I'm working on porting some to linux, and I discovered a rather interesting bug in the code that apparently works on windows, but not linux. A class with some string members was being initialized via memset(this), which apparently works on windows, but throws a segmentation fault on linux in the string destructor.

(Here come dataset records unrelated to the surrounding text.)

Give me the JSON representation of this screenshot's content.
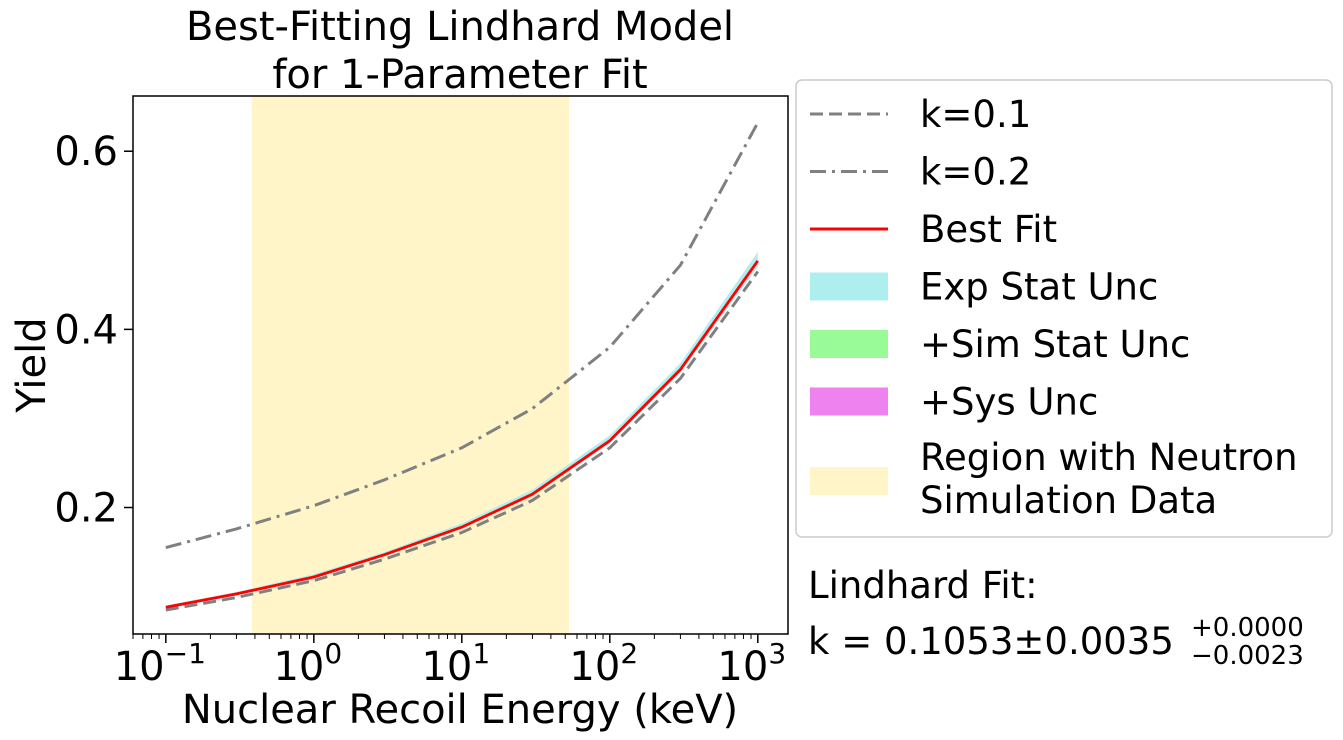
{
  "chart_data": {
    "type": "line",
    "title": [
      "Best-Fitting Lindhard Model",
      "for 1-Parameter Fit"
    ],
    "xlabel": "Nuclear Recoil Energy (keV)",
    "ylabel": "Yield",
    "xscale": "log",
    "xlim": [
      0.06,
      1600
    ],
    "ylim": [
      0.058,
      0.662
    ],
    "xticks": [
      {
        "value": 0.1,
        "base": "10",
        "exp": "−1"
      },
      {
        "value": 1,
        "base": "10",
        "exp": "0"
      },
      {
        "value": 10,
        "base": "10",
        "exp": "1"
      },
      {
        "value": 100,
        "base": "10",
        "exp": "2"
      },
      {
        "value": 1000,
        "base": "10",
        "exp": "3"
      }
    ],
    "yticks": [
      {
        "value": 0.2,
        "label": "0.2"
      },
      {
        "value": 0.4,
        "label": "0.4"
      },
      {
        "value": 0.6,
        "label": "0.6"
      }
    ],
    "x": [
      0.1,
      0.3,
      1,
      3,
      10,
      30,
      100,
      300,
      1000
    ],
    "series": [
      {
        "name": "k=0.1",
        "color": "#808080",
        "dash": "dashed",
        "values": [
          0.085,
          0.099,
          0.118,
          0.142,
          0.172,
          0.208,
          0.267,
          0.345,
          0.465
        ]
      },
      {
        "name": "k=0.2",
        "color": "#808080",
        "dash": "dashdot",
        "values": [
          0.155,
          0.176,
          0.202,
          0.231,
          0.267,
          0.311,
          0.38,
          0.472,
          0.632
        ]
      },
      {
        "name": "Best Fit",
        "color": "#ff0000",
        "dash": "solid",
        "values": [
          0.088,
          0.103,
          0.122,
          0.147,
          0.178,
          0.215,
          0.275,
          0.355,
          0.477
        ]
      }
    ],
    "bands": [
      {
        "name": "Exp Stat Unc",
        "color": "#afeeee",
        "lower": [
          0.087,
          0.101,
          0.12,
          0.145,
          0.176,
          0.213,
          0.272,
          0.351,
          0.47
        ],
        "upper": [
          0.09,
          0.105,
          0.125,
          0.15,
          0.182,
          0.22,
          0.281,
          0.362,
          0.487
        ]
      },
      {
        "name": "+Sim Stat Unc",
        "color": "#98fb98"
      },
      {
        "name": "+Sys Unc",
        "color": "#ee82ee"
      }
    ],
    "region": {
      "name": [
        "Region with Neutron",
        "Simulation Data"
      ],
      "color": "#fff5c8",
      "x0": 0.38,
      "x1": 53
    },
    "legend_position": "right-outside",
    "annotation": {
      "line1": "Lindhard Fit:",
      "prefix": "k = 0.1053±0.0035",
      "sup": "+0.0000",
      "sub": "−0.0023"
    }
  }
}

Yes, I know using memset() for this is horrible practice, and I'm fixing it.

SSCCE:

#include <iostream>
#include <cstring>

int main()
{
    std::string tmp;
    std::cout << "String instantiated" << std::endl;
    memset(&tmp, 0, sizeof(tmp));
    std::cout << "String memset" << std::endl;

    return 0;
}

This runs fine on windows, but the string destructor segfaults on linux.

Compilers:

  • MSVC++ 2013 (Microsoft (R) C/C++ Optimizing Compiler Version 18.00.31101 for x64)
  • g++ (Ubuntu 4.8.2-19ubuntu1) 4.8.2

I understand that this was (and is) horrible practice either way, but how did it ever work in the first place?


Solution

  • If you want to dig into implementation details, MSVC and Clang (with libc++) use string with short-string optimization, which looks roughly like this:

    class string {
        size_t length;
        char* ptr;
        char short_buf[N];
    };
    

    So if it's memset to 0, its destructor will think that its length is zero and probably will do nothing, and also even if it attempts to delete[] ptr, it won't crash because delete works fine with null pointers.

    GCC, on the opposite, until very recent time used quite different string impementation which involved copy on write and reference-counting. So its internal structure is much more complicated and it's no surprise it crashes after memset.